Sur la demande de la personne concernée, nous avons analysé les traitements de données personnelles effectués par Postfinance dans le cadre de cette affaire. La loi fédérale sur la protection des données s’applique à la communication de données personnelles effectuée par Postfinance à la banque aux Etats-Unis. Par contre, les communications de données ultérieures effectuées par cette banque aux autorités américaines ne sont pas soumises à la législation suisse mais à la législation américaine. Postfinance n’est en droit de communiquer des données personnelles à la banque américaine qu’en présence d’un motif justificatif. Par motif justificatif, on entend le consentement de la personne concernée, un intérêt prépondérant public ou privé, ou une disposition légale. Dans le cas d’espèce, deux motifs justificatifs peuvent être envisagés: le consentement de la personne concernée ou un intérêt prépondérant privé. Pour être valable, le consentement doit toutefois être libre et éclairé. La personne concernée doit être ainsi clairement informée de la liste des données qui seront communiquées et du fait que celles-ci seront transmises dans un Etat qui ne dispose pas d’une législation sur la protection des données équivalente à la législation suisse. Elle doit également être informée du fait que le destinataire des données pourrait être tenu de les livrer aux autorités en vertu de la législation de l’Etat en question.
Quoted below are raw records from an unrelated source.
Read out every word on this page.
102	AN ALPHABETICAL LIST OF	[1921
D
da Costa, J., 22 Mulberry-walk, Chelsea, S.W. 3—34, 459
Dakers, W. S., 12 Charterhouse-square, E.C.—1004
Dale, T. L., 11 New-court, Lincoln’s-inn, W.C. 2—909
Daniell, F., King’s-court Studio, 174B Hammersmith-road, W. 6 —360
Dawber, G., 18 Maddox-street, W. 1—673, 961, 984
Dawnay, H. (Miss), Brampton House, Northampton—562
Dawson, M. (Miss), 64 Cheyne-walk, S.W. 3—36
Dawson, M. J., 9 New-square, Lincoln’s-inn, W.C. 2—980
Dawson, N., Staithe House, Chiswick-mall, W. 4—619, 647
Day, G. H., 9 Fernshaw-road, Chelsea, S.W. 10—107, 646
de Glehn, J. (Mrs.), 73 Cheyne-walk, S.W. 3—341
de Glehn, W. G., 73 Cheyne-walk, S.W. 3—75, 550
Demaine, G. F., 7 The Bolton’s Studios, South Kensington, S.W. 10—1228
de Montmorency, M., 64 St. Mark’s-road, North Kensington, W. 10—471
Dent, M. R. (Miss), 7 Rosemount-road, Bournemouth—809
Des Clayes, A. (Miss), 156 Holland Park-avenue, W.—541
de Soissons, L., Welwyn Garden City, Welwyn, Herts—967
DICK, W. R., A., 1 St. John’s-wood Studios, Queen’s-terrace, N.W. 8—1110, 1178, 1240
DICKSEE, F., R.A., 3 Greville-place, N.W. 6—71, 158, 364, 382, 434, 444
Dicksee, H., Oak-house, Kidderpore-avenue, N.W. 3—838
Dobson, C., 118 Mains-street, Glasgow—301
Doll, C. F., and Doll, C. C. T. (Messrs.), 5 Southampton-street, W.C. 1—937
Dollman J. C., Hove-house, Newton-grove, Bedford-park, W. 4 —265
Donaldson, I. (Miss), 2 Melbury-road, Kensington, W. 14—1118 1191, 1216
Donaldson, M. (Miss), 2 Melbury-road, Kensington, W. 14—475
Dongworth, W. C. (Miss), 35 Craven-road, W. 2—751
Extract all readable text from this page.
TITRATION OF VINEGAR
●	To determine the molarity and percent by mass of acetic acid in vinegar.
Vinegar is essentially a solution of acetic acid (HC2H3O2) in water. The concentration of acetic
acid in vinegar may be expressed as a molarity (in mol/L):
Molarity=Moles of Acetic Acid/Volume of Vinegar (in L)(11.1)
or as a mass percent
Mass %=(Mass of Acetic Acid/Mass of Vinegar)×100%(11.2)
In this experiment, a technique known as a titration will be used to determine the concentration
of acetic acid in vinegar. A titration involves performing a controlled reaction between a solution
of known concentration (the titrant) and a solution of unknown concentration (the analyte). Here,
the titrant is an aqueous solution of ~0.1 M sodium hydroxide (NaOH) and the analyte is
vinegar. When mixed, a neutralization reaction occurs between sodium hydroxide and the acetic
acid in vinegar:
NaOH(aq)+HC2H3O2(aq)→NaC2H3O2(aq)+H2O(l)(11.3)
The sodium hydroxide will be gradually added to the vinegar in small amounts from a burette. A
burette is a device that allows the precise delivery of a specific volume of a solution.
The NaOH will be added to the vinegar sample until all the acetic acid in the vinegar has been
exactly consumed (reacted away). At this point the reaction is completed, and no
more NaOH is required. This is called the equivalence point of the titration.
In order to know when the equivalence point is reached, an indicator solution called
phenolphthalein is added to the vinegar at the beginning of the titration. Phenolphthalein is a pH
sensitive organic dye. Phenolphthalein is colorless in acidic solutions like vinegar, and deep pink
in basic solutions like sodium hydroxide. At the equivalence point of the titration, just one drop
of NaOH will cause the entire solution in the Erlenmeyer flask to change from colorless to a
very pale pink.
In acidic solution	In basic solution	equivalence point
Outre le consentement de la personne concernée, Postfinance peut également faire valoir un intérêt prépondérant privé à communiquer à la banque les données nécessaires à l’exécution du contrat passé avec son client. L’exigence de transparence - qui découle du principe de la bonne foi - nécessite cependant une information appropriée, notamment dans le cas où la personnalité de la personne concernée devrait se trouver gravement menacée en raison de l’absence d’une protection des données équivalente à celle qui est garantie en Suisse. En l’occurrence, nous avons constaté que l’information n’était pas suffisante. De plus, pour les communications régulières vers un destinataire se trouvant dans un Etat ne disposant pas d’une législation équivalente, le fournisseur de données personnelles doit garantir, par le biais d’un contrat avec le destinataire, un niveau de protection des données équivalent à celui garanti par la législation suisse.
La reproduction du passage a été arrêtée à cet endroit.